Some questions to keep in mind when considering PLM include:

  • Do your products and assets require multiple disciplines? No development application or toolset — electrical/electronic, mechanical or software development — can adequately track changes made by one discipline, unless all disciplines are appropriately integrated within a PLM solution providers’ product innovation platform. And if you have multiple platforms, it is time to rethink the need for PLM.
  • Are your product designs so complex that you need multiple computer-aided design (CAD) tools? Does using multiple CAD tools lead to siloed data, workflows and information? Those CAD tools may or may not communicate well, let alone enable the necessary collaboration, integration and tradeoff optimization needed to design today’s complex products. PLM, however, can address these needs.
  • Do you have varying relationships with suppliers? For instance, do some build to print, just sell to you, support production, service your finished products or share in your product development? The complexity here can disrupt the collaboration and integration needed to create the competitive products that sustain your organization. PLM can make sense of this complexity. 
  • Does your organization develop, manufacture and support products across multiple sites? Or, put another way, does your organization seek to design anywhere, build anywhere and support everywhere? This means product personnel are scattered geographically and probably have different backgrounds and skill sets. If so, these coworkers need to collaborate among themselves and integrate their work. PLM can help verify that this is done. 
  • Are your products configurable and are sales, build and usage options included in development? Here, complexities arise regarding what is and is not configurable and which options users are given. Configurability often grows in response to user demands, but regardless of its cause, single-purpose toolsets and overly focused/restrictive applications will always struggle with it, while PLM can shine.

Complexity is far from the only challenge experienced during a product’s lifecycle—from concept through life. CIMdata always asks its clients what they are doing, or plan to do, if:

  • Margins and selling prices are under competitive pressure.
  • Product launches are delayed.
  • Warranty claims and recalls are on the rise.

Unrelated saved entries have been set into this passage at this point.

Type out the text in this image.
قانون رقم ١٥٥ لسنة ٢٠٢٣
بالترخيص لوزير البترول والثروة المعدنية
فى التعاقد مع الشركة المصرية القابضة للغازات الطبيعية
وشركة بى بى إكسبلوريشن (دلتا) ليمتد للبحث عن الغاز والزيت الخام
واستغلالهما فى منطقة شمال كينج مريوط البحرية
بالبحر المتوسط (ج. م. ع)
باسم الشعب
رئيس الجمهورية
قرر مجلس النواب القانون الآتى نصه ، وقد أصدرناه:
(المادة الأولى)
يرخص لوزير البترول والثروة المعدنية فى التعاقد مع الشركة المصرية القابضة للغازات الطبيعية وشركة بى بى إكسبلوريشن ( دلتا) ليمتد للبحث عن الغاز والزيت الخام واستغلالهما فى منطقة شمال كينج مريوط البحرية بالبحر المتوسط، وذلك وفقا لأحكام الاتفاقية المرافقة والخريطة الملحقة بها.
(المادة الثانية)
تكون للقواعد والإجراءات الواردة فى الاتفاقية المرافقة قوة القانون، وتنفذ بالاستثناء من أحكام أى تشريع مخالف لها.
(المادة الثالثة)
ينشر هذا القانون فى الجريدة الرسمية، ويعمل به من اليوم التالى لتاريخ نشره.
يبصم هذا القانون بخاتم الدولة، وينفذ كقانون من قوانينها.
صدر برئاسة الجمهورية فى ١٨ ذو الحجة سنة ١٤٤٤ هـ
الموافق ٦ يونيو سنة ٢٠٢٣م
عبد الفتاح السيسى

Each can have several causes. Sorting them out and addressing them requires effective collaboration and the integration tools found in PLM’s digital twins, digital threads and connectivity. These fundamental capabilities enable collaboration and integration throughout a product’s lifecycle. Their mutual dependencies address complexity challenges by continually building on each other. 

Running through this narrative are the themes of collaboration and innovation. These are processes PLM supports like no other technology can. Without PLM-enabled collaboration and innovation, the gathering and management of information, insights and inspiration will flounder. Only collaboration and innovation can ensure the long-term sustainability of an enterprise.